Wewnętrzna rywalizacja w Barcelonie była zacięta. O miano najlepszego walczyli Robert Lewandowski, Pedri i Lamine Yamal. Zdobywca Pichichi - mimo fatalnego sezonu dla jego klubu - Kylian Mbappé był również wysoko oceniany.
Ale to Raphinha otrzymał koronę piłkarza sezonu 2024/25 LaLigi. Brazylijczyk był kluczowym graczem w zdobyciu tytułu przez Blaugranę z 18 golami i 11 asystami w 36 meczach, a także w Copa del Rey (1 gol, 4 asysty), SuperCopa (2 gole, 1 asysta) i Lidze Mistrzów, gdzie wraz z Serhou Guirassym był najlepszym strzelcem i asystentem (aż 13 i 9 w 14 meczach).
Raphinha, który już wcześniej wyróżniał się pod wodzą Xaviego, zyskał nowy wymiar pod wodzą Hansiego Flicka.
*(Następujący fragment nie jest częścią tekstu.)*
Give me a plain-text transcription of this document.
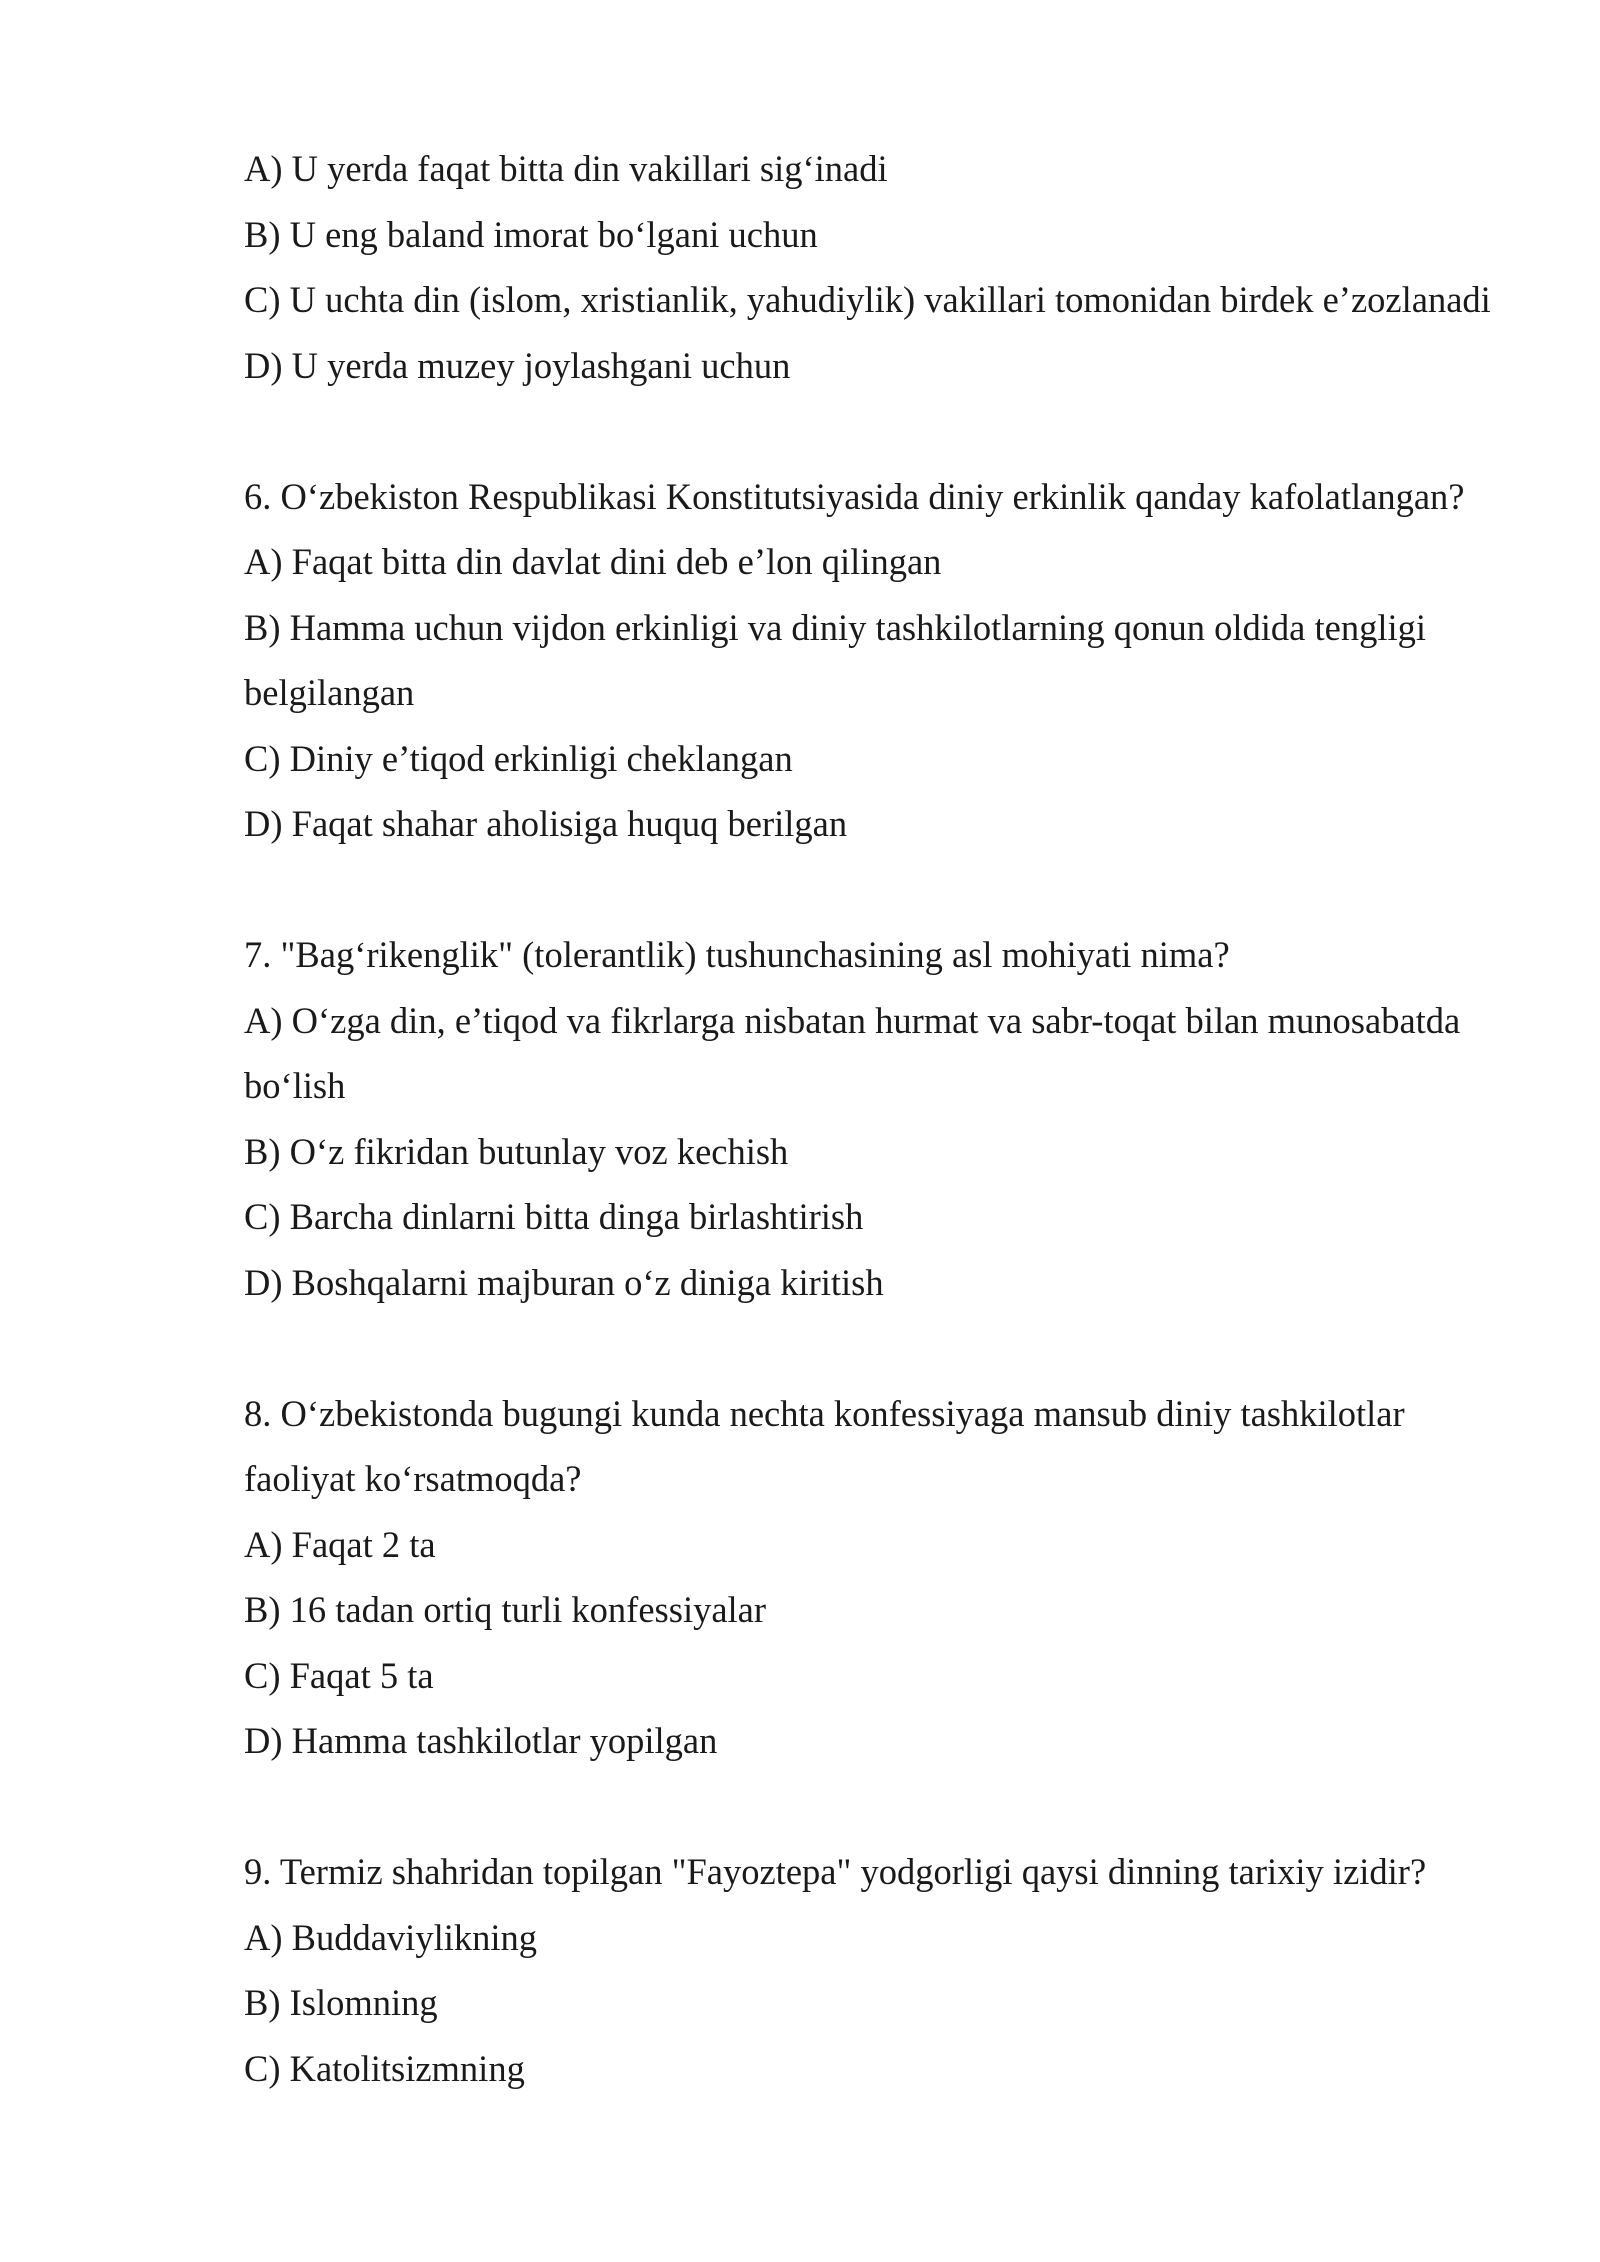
A) U yerda faqat bitta din vakillari sig‘inadi
B) U eng baland imorat bo‘lgani uchun
C) U uchta din (islom, xristianlik, yahudiylik) vakillari tomonidan birdek e’zozlanadi
D) U yerda muzey joylashgani uchun
6. O‘zbekiston Respublikasi Konstitutsiyasida diniy erkinlik qanday kafolatlangan?
A) Faqat bitta din davlat dini deb e’lon qilingan
B) Hamma uchun vijdon erkinligi va diniy tashkilotlarning qonun oldida tengligi
belgilangan
C) Diniy e’tiqod erkinligi cheklangan
D) Faqat shahar aholisiga huquq berilgan
7. "Bag‘rikenglik" (tolerantlik) tushunchasining asl mohiyati nima?
A) O‘zga din, e’tiqod va fikrlarga nisbatan hurmat va sabr-toqat bilan munosabatda
bo‘lish
B) O‘z fikridan butunlay voz kechish
C) Barcha dinlarni bitta dinga birlashtirish
D) Boshqalarni majburan o‘z diniga kiritish
8. O‘zbekistonda bugungi kunda nechta konfessiyaga mansub diniy tashkilotlar
faoliyat ko‘rsatmoqda?
A) Faqat 2 ta
B) 16 tadan ortiq turli konfessiyalar
C) Faqat 5 ta
D) Hamma tashkilotlar yopilgan
9. Termiz shahridan topilgan "Fayoztepa" yodgorligi qaysi dinning tarixiy izidir?
A) Buddaviylikning
B) Islomning
C) Katolitsizmning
W tym sezonie w lidze Barça strzeliła 102 bramki, co daje uderzający obraz siły ofensywnej jego zespołu. Drugi najsilniejszy atak Realu Madryt zanotował 78.
To zaszczytne trofeum dodatkowo wzmacnia jego kandydaturę do nadchodzącej edycji Złotej Piłki, choć Ousmane Dembélé i Lamine Yamal wydają się mieć przewagę.